Она побледнела так внезапно, что он встревожился бы, если бы беглый румянец мгновенно не вернулся на ее щеки и лоб с еще большей силой.
— Ваша жена!
— Моя жена перед лицом Бога! О, не сомневайтесь в этом, ибо ваша нерешительность свела бы меня с ума! Поула была моей женой, и вы — это Поула!
— Да, но Поула в другом обличье.
— Совершенно верно! Но все же моя жена!
— Но не перед лицом людей.
— Тогда чем скорее мы снова станем единым целым, тем лучше! — с жаром продолжал он. — Посмотрите, вы носите свое собственное обручальное кольцо. Сможете ли вы, согласитесь ли вы подчиниться абсурду второй свадебной церемонии ради мнения слепого мира?
— Смогу и соглашусь, — ответила она.
— Тогда не будем медлить!
Он потянулся вверх, и, низко нагнувшись, она поцеловала его в губы; и сделала это так искренне и доверчиво, что с этого мгновения он изгнал всякое сомнение, всякий след неуверенности в ту туманную область, куда уже бежала большая часть его оскорбленного здравого смысла.
Поздно тем же вечером тишину дома нарушил жалобный крик — тихий, но обладавший достаточной силой звука, чтобы вывести миссис Эффингем из состояния первого сна. Торопливо, задыхаясь от предчувствия беды, пройдя через гардеробную, отделявшую ее спальню от комнаты Ромейн, она застыла в бессловесном изумлении и страхе, обнаружив девушку стоящей перед зеркалом с горящими по обе стороны канделябрами, облаченной с головы до ног в белое, в то время как роскошные волны ее волос рассыпались по плечам. На ее изящной шее и руках сверкали ручейки бриллиантов, фамильных реликвий семьи Эффингемов, которые доставались каждой дочери рода по достижении восемнадцатилетия; в то же время в руке, отведенной на расстояние вытянутой руки, блестел предмет, имевший отблеск смешанного золота и драгоценных камней, — крошечный предмет, мягко ложившийся на белоснежную ладонь.

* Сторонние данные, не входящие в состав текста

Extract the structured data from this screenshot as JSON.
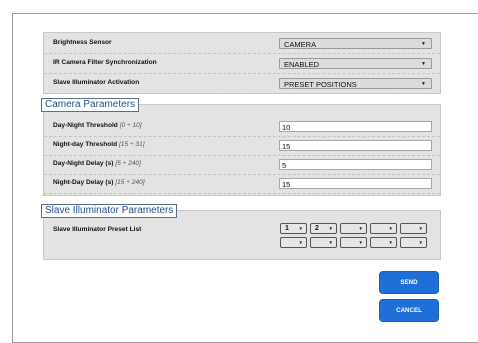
{
  "general_settings": [
    {
      "label": "Brightness Sensor",
      "value": "CAMERA"
    },
    {
      "label": "IR Camera Filter Synchronization",
      "value": "ENABLED"
    },
    {
      "label": "Slave Illuminator Activation",
      "value": "PRESET POSITIONS"
    }
  ],
  "camera_parameters": {
    "title": "Camera Parameters",
    "fields": [
      {
        "label": "Day-Night Threshold",
        "range": "[0 ÷ 10]",
        "value": "10"
      },
      {
        "label": "Night-day Threshold",
        "range": "[15 ÷ 31]",
        "value": "15"
      },
      {
        "label": "Day-Night Delay (s)",
        "range": "[5 ÷ 240]",
        "value": "5"
      },
      {
        "label": "Night-Day Delay (s)",
        "range": "[15 ÷ 240]",
        "value": "15"
      }
    ]
  },
  "slave_illuminator": {
    "title": "Slave Illuminator Parameters",
    "preset_label": "Slave Illuminator Preset List",
    "presets": [
      "1",
      "2",
      "",
      "",
      "",
      "",
      "",
      "",
      "",
      ""
    ]
  },
  "icons": {
    "dropdown_arrow": "▼"
  },
  "buttons": {
    "send": "SEND",
    "cancel": "CANCEL"
  },
  "colors": {
    "button": "#1e6fd8",
    "legend_text": "#1f4f8a",
    "panel_bg": "#e3e3e3"
  }
}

На этот предмет были устремлены ее глаза с каким-то диким испугом в их взгляде. Она казалась зачарованной, и в течение минуты наблюдательница не смела подать и знаку своего вторжения.
ГЛАВА X.
"Wilt thou pluck my fair son from mine age,
And rob me of a happy mother's name?"
События, приведшие к несколько драматической кульминации в спальне Ромейн среди ночи, казалось, едва ли оправдывали столь резкий кризис. Приятный вечер прошел в музыкальной гостиной: Мортон и Хьюберт курили, миссис Эффингем была занята каким-то рукоделием, а Ромейн играла на фортепиано или пела в соответствии со своим настроением. Она была страстной любительницей музыки, обладала прекрасным меццо-сопрано, поставленным в лучших школах. Ее вкусы тяготели к фантастичности более современных композиторов; и в этот раз, будучи в ударе, она с поразительным эффектом исполнила жутковатую ночную песню рабыни из «Царицы Савской» Гольдмарка, сказочную баркаролу из «Лакме» и два-три идиллических творения Мейера Хельмунда. Вибрирующая нежность и превосходящая все описания мелодичность ее голоса наполнили слушателей изумлением. Никогда еще она не пела с такой глубиной чувства; и они дивились этому, расценивая выступление как откровение. Естественно, по мере того как вечер клонился к концу, наступила реакция, бледное истомление сменило яркий румянец щек и губ, и наконец Ромейн поднялась от фортепиано расстроенной и истеричной. Компания быстро распалась, и миссис Эффингем повела всех к дочери в спальню.